In the city of Nashville, there are hundreds of independent bands and artists working their asses off to make it to the top and land that lucrative label deal that will allow them to do what they love for a living and make money while doing it. Jeff Estes, the frontman, guitarist and chief songwriter of the Down Home Band believes they are “the hardest working, most dedicated band” in the city. The seeds of this band began on an open mic night in Nashville and it’s been a whirlwind ever since for the group. Down Home Band is made up of Estes, Matt Jaggers (lead guitarist/vocalist), Stephen Hopkins (bass/vocals) and Griffin Criste (drummer). They describe the sound of their music as a blending of blues, alt country, folk rock and Americana (they refer to is as “American Rock”). They just released a new single “Black Snake” and I have to say it’s a pretty apt description.

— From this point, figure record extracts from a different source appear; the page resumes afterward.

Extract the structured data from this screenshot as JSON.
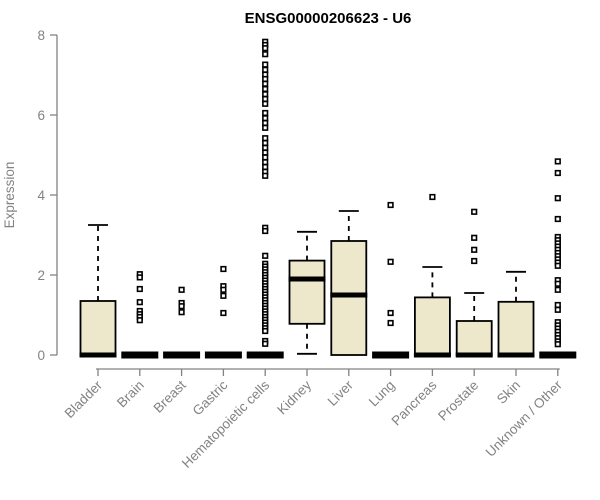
{
  "chart_data": {
    "type": "boxplot",
    "title": "ENSG00000206623 - U6",
    "ylabel": "Expression",
    "xlabel": "",
    "ylim": [
      0,
      8
    ],
    "yticks": [
      0,
      2,
      4,
      6,
      8
    ],
    "grid": false,
    "legend": false,
    "colors": {
      "box_fill": "#EDE8CC",
      "box_stroke": "#000000",
      "median": "#000000",
      "axis": "#828282",
      "tick_label": "#828282",
      "title": "#000000"
    },
    "categories": [
      "Bladder",
      "Brain",
      "Breast",
      "Gastric",
      "Hematopoietic cells",
      "Kidney",
      "Liver",
      "Lung",
      "Pancreas",
      "Prostate",
      "Skin",
      "Unknown / Other"
    ],
    "series": [
      {
        "name": "Bladder",
        "stats": {
          "low": 0,
          "q1": 0,
          "median": 0,
          "q3": 1.35,
          "high": 3.25
        },
        "outliers": []
      },
      {
        "name": "Brain",
        "stats": {
          "low": 0,
          "q1": 0,
          "median": 0,
          "q3": 0,
          "high": 0
        },
        "outliers": [
          2.02,
          1.94,
          1.65,
          1.32,
          1.1,
          1.02,
          0.95,
          0.87
        ]
      },
      {
        "name": "Breast",
        "stats": {
          "low": 0,
          "q1": 0,
          "median": 0,
          "q3": 0,
          "high": 0
        },
        "outliers": [
          1.63,
          1.3,
          1.22,
          1.07
        ]
      },
      {
        "name": "Gastric",
        "stats": {
          "low": 0,
          "q1": 0,
          "median": 0,
          "q3": 0,
          "high": 0
        },
        "outliers": [
          2.15,
          1.72,
          1.63,
          1.48,
          1.05
        ]
      },
      {
        "name": "Hematopoietic cells",
        "stats": {
          "low": 0,
          "q1": 0,
          "median": 0,
          "q3": 0,
          "high": 0
        },
        "outliers": [
          7.83,
          7.75,
          7.67,
          7.52,
          7.26,
          7.13,
          7.01,
          6.9,
          6.78,
          6.65,
          6.52,
          6.4,
          6.28,
          6.05,
          5.92,
          5.8,
          5.68,
          5.42,
          5.3,
          5.18,
          5.06,
          4.94,
          4.82,
          4.7,
          4.58,
          4.48,
          3.18,
          3.1,
          2.48,
          2.28,
          2.21,
          2.14,
          2.07,
          2.0,
          1.93,
          1.86,
          1.79,
          1.72,
          1.65,
          1.58,
          1.51,
          1.44,
          1.37,
          1.3,
          1.23,
          1.16,
          1.09,
          1.02,
          0.95,
          0.88,
          0.81,
          0.74,
          0.67,
          0.6,
          0.35,
          0.28
        ]
      },
      {
        "name": "Kidney",
        "stats": {
          "low": 0.03,
          "q1": 0.78,
          "median": 1.9,
          "q3": 2.36,
          "high": 3.08
        },
        "outliers": []
      },
      {
        "name": "Liver",
        "stats": {
          "low": 0,
          "q1": 0,
          "median": 1.5,
          "q3": 2.85,
          "high": 3.6
        },
        "outliers": []
      },
      {
        "name": "Lung",
        "stats": {
          "low": 0,
          "q1": 0,
          "median": 0,
          "q3": 0,
          "high": 0
        },
        "outliers": [
          3.75,
          2.33,
          1.05,
          0.8
        ]
      },
      {
        "name": "Pancreas",
        "stats": {
          "low": 0,
          "q1": 0,
          "median": 0,
          "q3": 1.44,
          "high": 2.2
        },
        "outliers": [
          3.95
        ]
      },
      {
        "name": "Prostate",
        "stats": {
          "low": 0,
          "q1": 0,
          "median": 0,
          "q3": 0.85,
          "high": 1.55
        },
        "outliers": [
          3.58,
          2.93,
          2.63,
          2.35
        ]
      },
      {
        "name": "Skin",
        "stats": {
          "low": 0,
          "q1": 0,
          "median": 0,
          "q3": 1.33,
          "high": 2.08
        },
        "outliers": []
      },
      {
        "name": "Unknown / Other",
        "stats": {
          "low": 0,
          "q1": 0,
          "median": 0,
          "q3": 0,
          "high": 0
        },
        "outliers": [
          4.84,
          4.55,
          3.92,
          3.4,
          2.95,
          2.87,
          2.79,
          2.71,
          2.63,
          2.55,
          2.47,
          2.39,
          2.31,
          2.23,
          1.87,
          1.78,
          1.63,
          1.25,
          1.13,
          0.82,
          0.74,
          0.66,
          0.58,
          0.5,
          0.42,
          0.34,
          0.27
        ]
      }
    ]
  }
}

“Black Snake” is a rollicking and rocking song that draws on several genres’ influences. The electric guitars roar throughout, especially in the final three minutes of the song. The arrangement feels very Allman Brothers-esqué, which is a good thing. The opening minute you can definitely hear the Americana/folk rock sound, which sets up the rocking part of the song well. It was wise to bring the sound down then rise back up after the minute mark to really set up the meat of the song. As for the theme of the song, it’s a little hard to find at first. The crux of the song revolves around the main line “they are the shepherd, you are the sheep, I am the wolf.” I’m sure the band has a certain theme in mind here, but I really think it’s open enough that it could be interpreted in multiple ways by the listener. It could be comparing a man, who doesn’t have the best intentions (the wolf) with a woman he’s after (the sheep) with the people convincing her not to go with him (the shepherd). Some may not like such a loose theme, but I think it works here.
The Down Home Band are certainly a talented group and their hard work shows in “Black Snake.” It’s a southern rock type jam that I think many listeners can appreciate and enjoy listening to. The rough edges of the song give it good character and the instrumentation is just flat-out great. Even though I enjoy the rough edges, I think the sound could use just a touch of polish and could be honed in just a little to make it even more appealing. So while I don’t think Down Home Band reaches their full potential on this song, I think they have all the tools to stand out and be a great band. “Black Snake” is definitely worth checking out and I think the band’s “hardest working” moniker is backed up on this single.